Neunundvierzigstes Kapitel

Wie Pikrocholos auf der Flucht das Unglück ereilte, und was Gargantua nach der Schlacht tat

Verzweifelt, wie er war, floh Pikrocholos nach Île-Bouchard, und auf dem Weg, der nach Rivière führt, strauchelte sein Pferd und stürzte zu Boden. Das brachte ihn so sehr in Rage, dass er es in seiner Wut mit dem Schwert tötete. Da er niemanden fand, der ihm zu einem neuen Reitpferd verhalf, wollte er sich aus einer Mühle, die in der Nähe lag, einen Esel nehmen; aber die Müllersleute verpassten ihm eine gehörige Tracht Prügel, rissen ihm die Montur vom Leib und überließen ihm einen abgewetzten Kittel, den er überziehen konnte.

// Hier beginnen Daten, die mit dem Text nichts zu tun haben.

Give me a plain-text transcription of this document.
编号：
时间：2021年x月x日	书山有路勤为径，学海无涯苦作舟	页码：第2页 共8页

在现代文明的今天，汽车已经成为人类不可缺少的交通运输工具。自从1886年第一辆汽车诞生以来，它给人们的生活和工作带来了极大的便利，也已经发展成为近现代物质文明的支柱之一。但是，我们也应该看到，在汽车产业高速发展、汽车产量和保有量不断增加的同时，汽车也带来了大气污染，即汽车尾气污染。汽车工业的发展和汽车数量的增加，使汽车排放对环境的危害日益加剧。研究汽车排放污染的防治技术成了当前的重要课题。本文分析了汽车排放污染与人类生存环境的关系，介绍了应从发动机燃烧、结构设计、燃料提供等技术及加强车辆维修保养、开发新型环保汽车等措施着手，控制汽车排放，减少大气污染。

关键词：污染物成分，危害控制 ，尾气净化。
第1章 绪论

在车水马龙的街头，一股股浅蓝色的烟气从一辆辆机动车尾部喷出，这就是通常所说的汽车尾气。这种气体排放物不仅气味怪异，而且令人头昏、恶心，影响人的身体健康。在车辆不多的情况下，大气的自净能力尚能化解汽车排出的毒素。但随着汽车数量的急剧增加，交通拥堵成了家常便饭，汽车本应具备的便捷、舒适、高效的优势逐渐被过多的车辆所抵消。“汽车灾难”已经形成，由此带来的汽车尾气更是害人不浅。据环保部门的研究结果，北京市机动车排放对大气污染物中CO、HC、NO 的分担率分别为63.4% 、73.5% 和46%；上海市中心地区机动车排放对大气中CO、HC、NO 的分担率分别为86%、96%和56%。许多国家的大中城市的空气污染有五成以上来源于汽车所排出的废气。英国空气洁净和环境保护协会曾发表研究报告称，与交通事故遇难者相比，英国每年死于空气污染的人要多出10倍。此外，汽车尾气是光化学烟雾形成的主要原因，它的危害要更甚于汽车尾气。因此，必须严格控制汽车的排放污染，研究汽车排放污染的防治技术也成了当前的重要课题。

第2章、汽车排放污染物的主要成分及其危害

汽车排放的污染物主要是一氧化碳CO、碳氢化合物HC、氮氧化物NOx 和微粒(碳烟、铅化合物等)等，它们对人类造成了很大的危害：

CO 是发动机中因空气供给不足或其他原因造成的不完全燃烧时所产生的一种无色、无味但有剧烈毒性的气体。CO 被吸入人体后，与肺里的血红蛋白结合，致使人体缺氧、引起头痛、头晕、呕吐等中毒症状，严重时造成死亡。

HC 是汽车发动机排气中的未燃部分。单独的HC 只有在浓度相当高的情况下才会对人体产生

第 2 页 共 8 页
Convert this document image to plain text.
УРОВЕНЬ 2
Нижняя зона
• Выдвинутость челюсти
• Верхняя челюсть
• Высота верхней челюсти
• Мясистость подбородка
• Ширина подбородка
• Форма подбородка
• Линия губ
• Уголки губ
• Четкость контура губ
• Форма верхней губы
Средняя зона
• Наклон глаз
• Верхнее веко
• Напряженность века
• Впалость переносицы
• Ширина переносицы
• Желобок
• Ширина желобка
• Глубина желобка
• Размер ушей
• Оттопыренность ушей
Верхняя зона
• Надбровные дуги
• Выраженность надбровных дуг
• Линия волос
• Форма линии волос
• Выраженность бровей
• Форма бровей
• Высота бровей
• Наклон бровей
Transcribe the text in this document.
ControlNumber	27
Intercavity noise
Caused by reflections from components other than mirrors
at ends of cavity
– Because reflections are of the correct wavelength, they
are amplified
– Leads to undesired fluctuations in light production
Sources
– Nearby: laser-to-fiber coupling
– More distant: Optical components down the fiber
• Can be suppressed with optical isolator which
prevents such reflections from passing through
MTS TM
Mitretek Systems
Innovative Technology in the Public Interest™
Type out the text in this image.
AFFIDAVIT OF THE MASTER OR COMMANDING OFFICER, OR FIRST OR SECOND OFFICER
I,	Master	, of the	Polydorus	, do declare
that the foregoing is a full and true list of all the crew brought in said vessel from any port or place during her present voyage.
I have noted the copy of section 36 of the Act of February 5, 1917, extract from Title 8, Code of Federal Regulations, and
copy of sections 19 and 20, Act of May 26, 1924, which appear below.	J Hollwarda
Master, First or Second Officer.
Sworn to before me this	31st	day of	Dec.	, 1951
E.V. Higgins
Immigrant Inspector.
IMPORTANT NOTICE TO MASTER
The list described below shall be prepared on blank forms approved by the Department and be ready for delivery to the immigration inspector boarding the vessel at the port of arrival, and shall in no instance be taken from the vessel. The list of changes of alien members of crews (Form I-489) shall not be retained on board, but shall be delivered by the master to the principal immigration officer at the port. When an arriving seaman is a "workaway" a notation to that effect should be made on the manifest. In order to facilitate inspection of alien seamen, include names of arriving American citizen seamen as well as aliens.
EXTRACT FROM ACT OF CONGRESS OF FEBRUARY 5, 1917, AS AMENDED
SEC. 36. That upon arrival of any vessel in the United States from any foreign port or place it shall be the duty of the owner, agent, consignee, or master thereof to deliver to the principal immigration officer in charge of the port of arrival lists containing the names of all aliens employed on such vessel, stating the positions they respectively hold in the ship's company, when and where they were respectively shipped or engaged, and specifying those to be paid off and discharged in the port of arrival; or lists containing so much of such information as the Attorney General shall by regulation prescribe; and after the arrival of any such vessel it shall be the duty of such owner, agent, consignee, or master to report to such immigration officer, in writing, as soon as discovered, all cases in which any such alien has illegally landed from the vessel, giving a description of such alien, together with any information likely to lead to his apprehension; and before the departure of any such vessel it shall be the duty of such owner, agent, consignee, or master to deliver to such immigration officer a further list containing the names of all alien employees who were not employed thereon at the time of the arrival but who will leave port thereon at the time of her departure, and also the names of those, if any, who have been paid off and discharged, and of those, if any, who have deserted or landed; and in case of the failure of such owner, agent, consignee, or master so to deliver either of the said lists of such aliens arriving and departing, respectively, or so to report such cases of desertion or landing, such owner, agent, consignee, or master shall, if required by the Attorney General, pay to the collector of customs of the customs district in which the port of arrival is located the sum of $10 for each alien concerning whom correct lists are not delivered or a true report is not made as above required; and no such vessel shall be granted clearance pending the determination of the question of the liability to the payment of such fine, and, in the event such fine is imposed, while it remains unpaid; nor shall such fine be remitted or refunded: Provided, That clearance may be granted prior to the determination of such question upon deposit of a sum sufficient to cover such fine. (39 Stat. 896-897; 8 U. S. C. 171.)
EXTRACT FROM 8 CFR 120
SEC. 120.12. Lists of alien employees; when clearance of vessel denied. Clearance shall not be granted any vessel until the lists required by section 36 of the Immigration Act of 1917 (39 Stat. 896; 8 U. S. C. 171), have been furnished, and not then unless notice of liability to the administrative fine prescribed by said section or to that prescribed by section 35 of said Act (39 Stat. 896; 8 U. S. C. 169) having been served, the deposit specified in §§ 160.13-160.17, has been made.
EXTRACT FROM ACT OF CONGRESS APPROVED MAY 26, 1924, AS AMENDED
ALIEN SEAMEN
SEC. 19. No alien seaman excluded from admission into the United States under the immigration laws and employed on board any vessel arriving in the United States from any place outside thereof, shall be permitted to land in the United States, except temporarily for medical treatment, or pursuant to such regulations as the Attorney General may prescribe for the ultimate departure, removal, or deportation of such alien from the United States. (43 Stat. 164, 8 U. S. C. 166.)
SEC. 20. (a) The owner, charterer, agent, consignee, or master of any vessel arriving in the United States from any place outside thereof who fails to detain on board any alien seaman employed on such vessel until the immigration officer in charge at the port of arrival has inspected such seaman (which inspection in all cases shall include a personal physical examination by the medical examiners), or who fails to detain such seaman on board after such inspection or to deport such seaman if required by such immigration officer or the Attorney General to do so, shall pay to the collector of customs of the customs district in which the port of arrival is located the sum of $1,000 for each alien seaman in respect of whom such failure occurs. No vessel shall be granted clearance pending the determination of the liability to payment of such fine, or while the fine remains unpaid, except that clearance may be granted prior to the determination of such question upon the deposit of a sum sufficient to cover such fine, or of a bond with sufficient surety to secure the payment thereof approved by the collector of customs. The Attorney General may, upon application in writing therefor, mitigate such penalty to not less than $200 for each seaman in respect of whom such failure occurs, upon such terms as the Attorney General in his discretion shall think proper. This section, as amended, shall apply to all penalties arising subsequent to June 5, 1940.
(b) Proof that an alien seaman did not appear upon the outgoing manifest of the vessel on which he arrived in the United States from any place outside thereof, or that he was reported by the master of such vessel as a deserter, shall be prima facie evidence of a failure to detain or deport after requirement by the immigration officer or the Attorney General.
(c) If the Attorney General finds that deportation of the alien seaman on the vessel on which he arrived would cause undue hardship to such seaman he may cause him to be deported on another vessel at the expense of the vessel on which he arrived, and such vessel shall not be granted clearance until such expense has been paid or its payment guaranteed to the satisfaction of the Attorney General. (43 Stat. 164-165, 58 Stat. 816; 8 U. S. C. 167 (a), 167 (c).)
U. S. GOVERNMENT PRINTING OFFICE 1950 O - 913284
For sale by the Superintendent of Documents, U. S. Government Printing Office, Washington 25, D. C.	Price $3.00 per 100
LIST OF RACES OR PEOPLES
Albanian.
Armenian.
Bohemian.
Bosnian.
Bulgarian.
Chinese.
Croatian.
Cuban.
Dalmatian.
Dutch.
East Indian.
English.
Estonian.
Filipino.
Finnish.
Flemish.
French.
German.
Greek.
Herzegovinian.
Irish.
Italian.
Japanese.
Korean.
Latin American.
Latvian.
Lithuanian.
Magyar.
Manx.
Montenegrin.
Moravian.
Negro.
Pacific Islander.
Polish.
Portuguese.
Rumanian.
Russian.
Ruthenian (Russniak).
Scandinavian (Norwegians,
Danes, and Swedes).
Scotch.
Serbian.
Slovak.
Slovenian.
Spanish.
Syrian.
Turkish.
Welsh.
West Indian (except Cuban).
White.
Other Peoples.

So zog nun der arme Zornwütige davon. Als er bei Port-Huault über den Fluss setzte und dort von seinem Unglück erzählte, verkündete ihm eine alte Hexe, dass er sein Königreich wiederbekommen werde, wenn die Hahnenstorchkraniche kämen. Von diesem Zeitpunkt an weiß man nicht, was aus ihm geworden ist. Man hat mir jedoch erzählt, dass er zurzeit als armer Tagelöhner in Lyon lebe, genauso jähzornig wie früher, und immer noch alle Fremden nach der Ankunft der Hahnenstorchkraniche befrage, weil er gemäß der Prophezeiung der Alten zweifellos hofft, bei deren Eintreffen wieder in sein Königreich eingesetzt zu werden.